Thus, hooks values and provides the solution of active and engaged pedagogy as one way to heal our schools, teachers, and students and rewrite American schooling in ways that are liberating for students.
An anecdote: Looking back, I remember a point during my freshmen year of college at UWEC when I sought critical engagement with my saxophone teacher from high school, Sue Orfield.  As an interview assignment for Theresa Kemp’s 200-level Women’s literature course that Spring, I needed to find a female in who had made and impact on my life and ask about her views on feminism. I chose a direct approach, and I asked Sue, “What are your thoughts on feminism as one of the only professional female jazz and rock saxophonists in the Midwest and country?” To my dismay, she quickly answered that feminism had nothing to do with it, ever. She had only ever cared for the music, and that her experiences were largely shaped by her life as a musician, and not as a woman.  At the time, I didn’t recognize that her answer might have been her choice to encourage me, but I already knew and had felt barriers as a jazz musician due to my gender. In this example, I learned a lot about myself and the kind of thinking I wished to pursue. For Dr. Kemp’s class, I wrote about how I wanted to pursue the question of why my gender seemed to bother me so much in the music field; I knew I wouldn’t be satisfied blindingly striving ahead and ignoring the complexities of this. In this way, through Dr. Kemp’s assignment, I demanded engaged pedagogy, and even began to work toward my own self-actualization as a student by recognizing I needed more time to think about gender and society, rather than rehearsals and private saxophone lessons. Sure, I could have pursued both, but at that time I needed a more safer home and I chose to pursue English.

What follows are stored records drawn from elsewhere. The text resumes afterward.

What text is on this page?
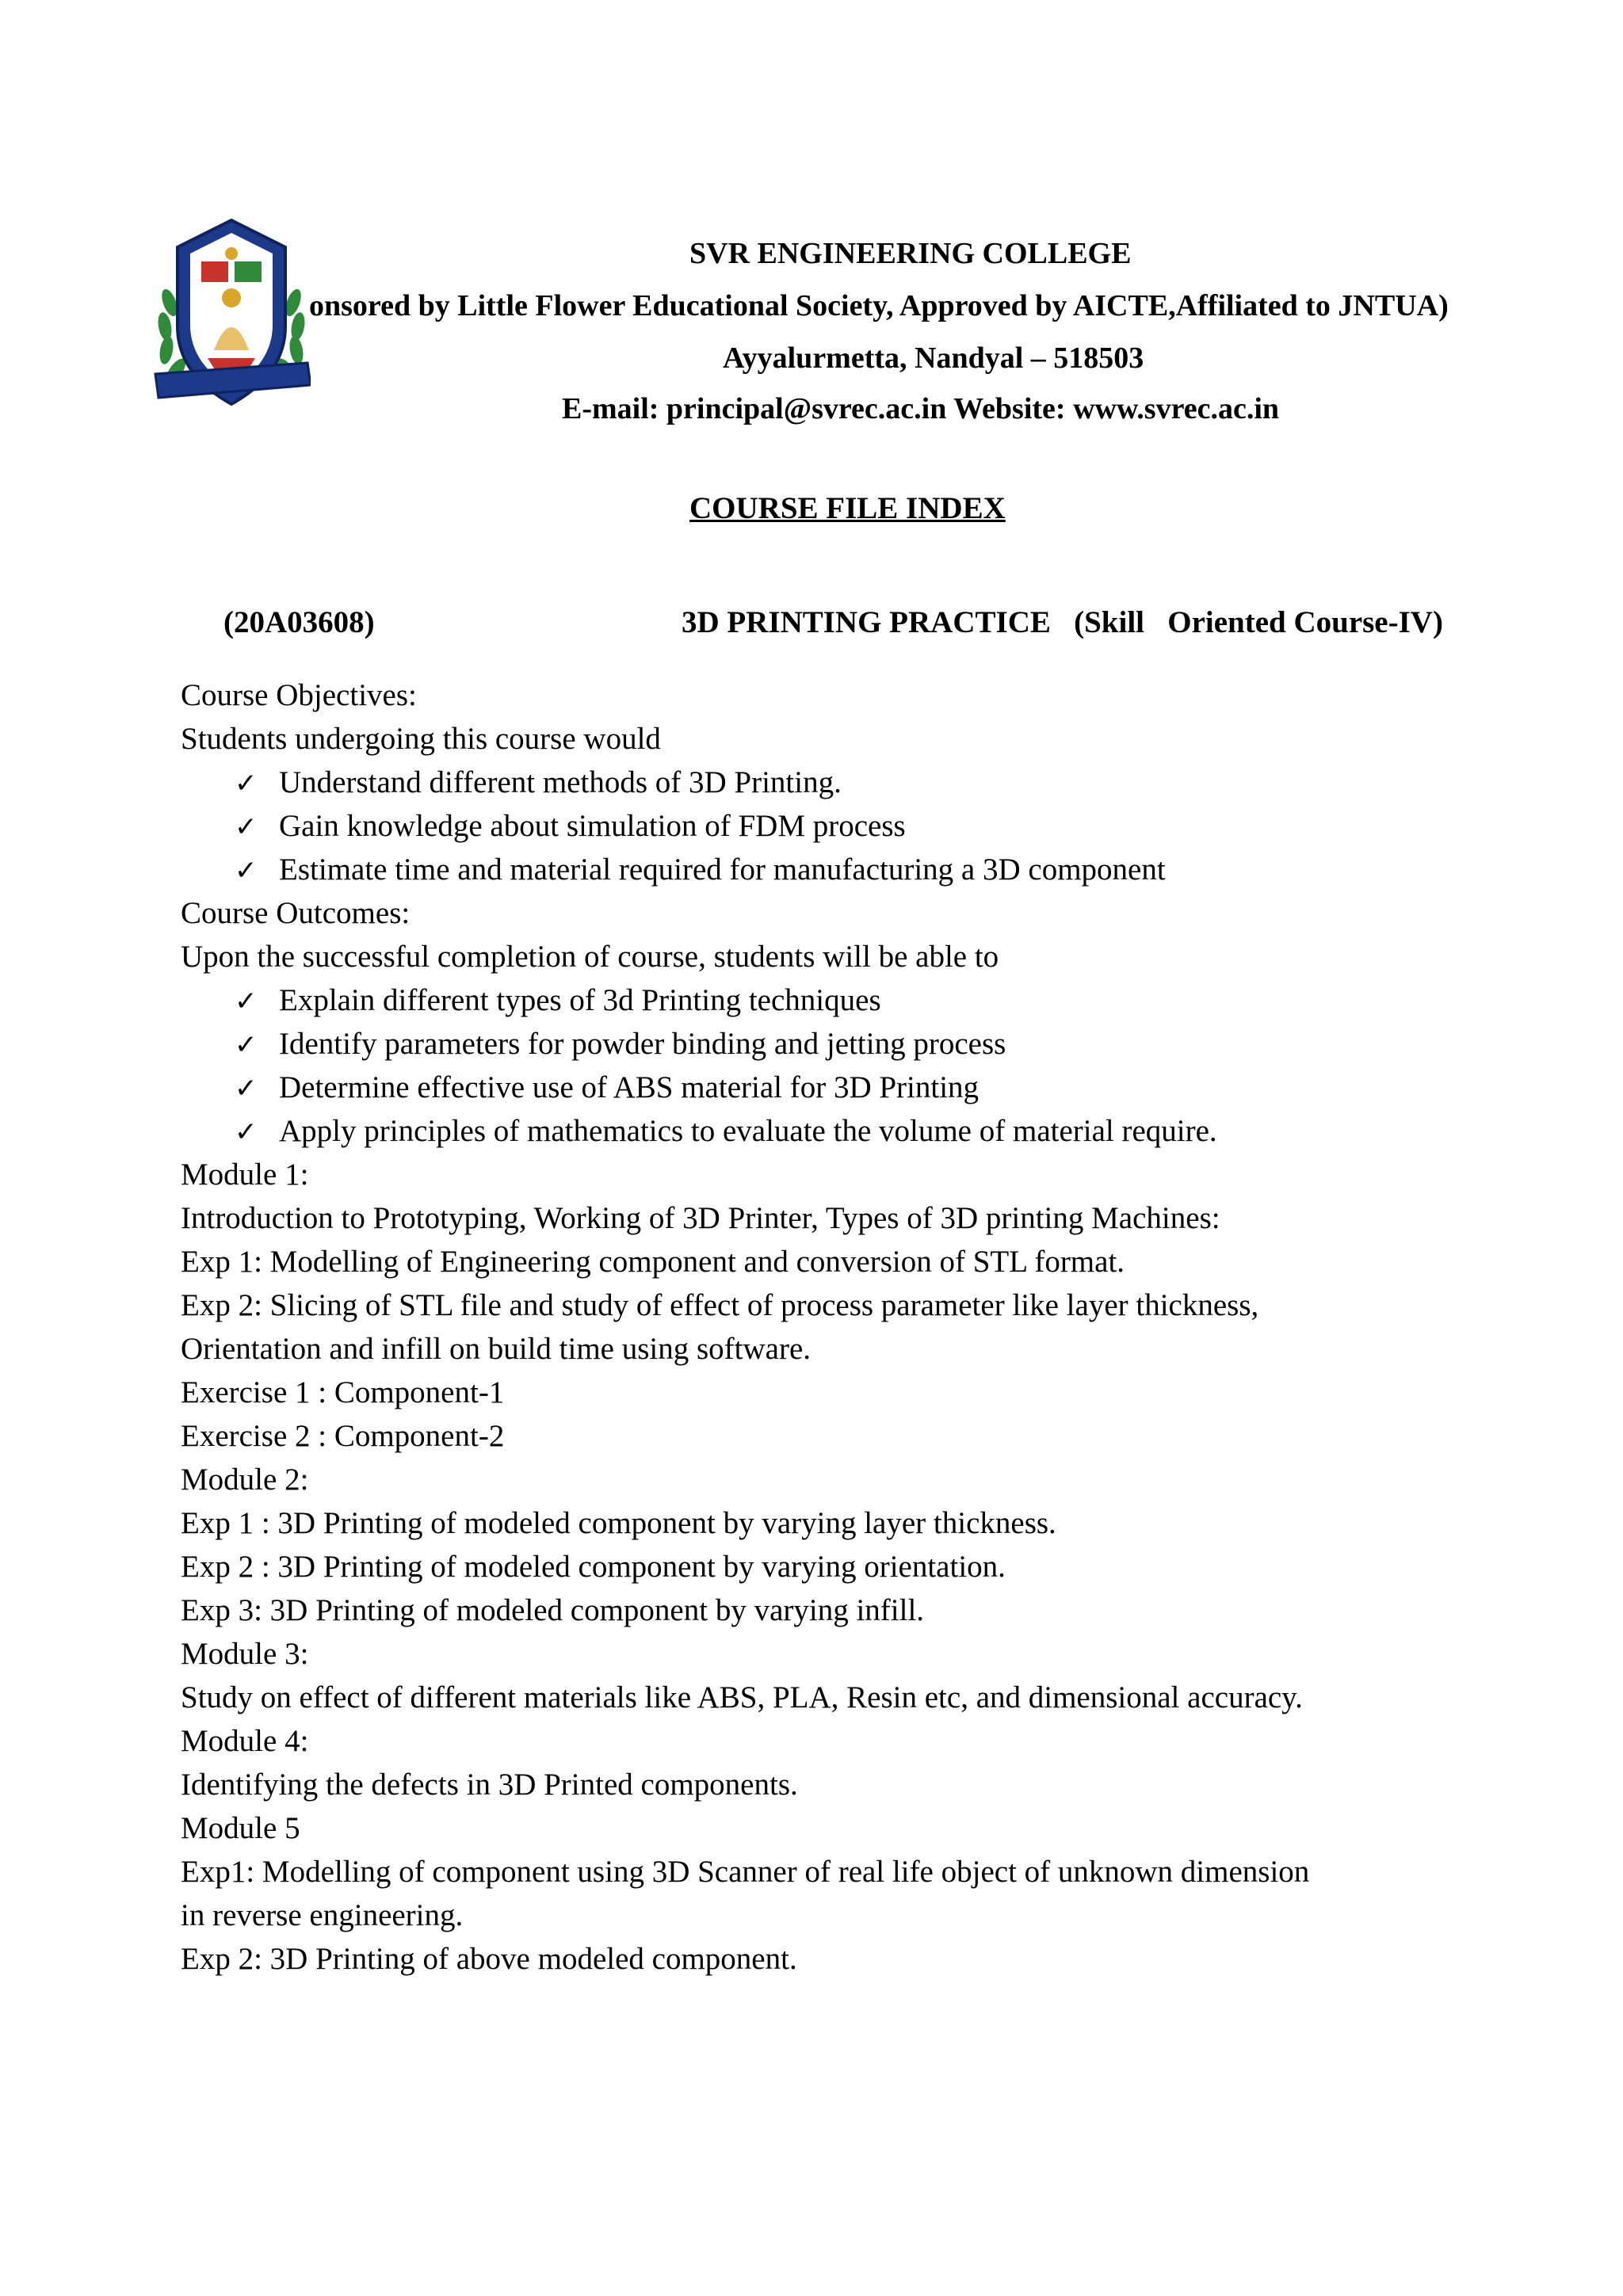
SVR ENGINEERING COLLEGE
onsored by Little Flower Educational Society, Approved by AICTE,Affiliated to JNTUA)
Ayyalurmetta, Nandyal – 518503
E-mail: principal@svrec.ac.in Website: www.svrec.ac.in
COURSE FILE INDEX
(20A03608)	3D PRINTING PRACTICE   (Skill   Oriented Course-IV)
Course Objectives:
Students undergoing this course would
✓ Understand different methods of 3D Printing.
✓ Gain knowledge about simulation of FDM process
✓ Estimate time and material required for manufacturing a 3D component
Course Outcomes:
Upon the successful completion of course, students will be able to
✓ Explain different types of 3d Printing techniques
✓ Identify parameters for powder binding and jetting process
✓ Determine effective use of ABS material for 3D Printing
✓ Apply principles of mathematics to evaluate the volume of material require.
Module 1:
Introduction to Prototyping, Working of 3D Printer, Types of 3D printing Machines:
Exp 1: Modelling of Engineering component and conversion of STL format.
Exp 2: Slicing of STL file and study of effect of process parameter like layer thickness,
Orientation and infill on build time using software.
Exercise 1 : Component-1
Exercise 2 : Component-2
Module 2:
Exp 1 : 3D Printing of modeled component by varying layer thickness.
Exp 2 : 3D Printing of modeled component by varying orientation.
Exp 3: 3D Printing of modeled component by varying infill.
Module 3:
Study on effect of different materials like ABS, PLA, Resin etc, and dimensional accuracy.
Module 4:
Identifying the defects in 3D Printed components.
Module 5
Exp1: Modelling of component using 3D Scanner of real life object of unknown dimension
in reverse engineering.
Exp 2: 3D Printing of above modeled component.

It is difficult to ignore the conditions under which public schooling in many states exits and the public image of public schools and their teachers. With atrocious cuts to funding and demoralizing legislation that devalues teachers as professional, it will take all teachers building authentic relationships with their students to fix America’s schools in the public’s eye. hooks goes on to describe further ways in which teachers can empower students, and many of these I feel school administrators and school boards should use to empower teachers and citizens: “empowerment cannot happen if we refuse to be vulnerable while encouraging students to take risks...most professors must practice being vulnerable in the classroom, being wholly present in mind, body, and spirit” (21). Our culture and American politics resist this philosophy, but hooks reminds us that progress demands taking risks and building sites of resistance.  These sites of resistance must become our school as centers of engaged pedagogy.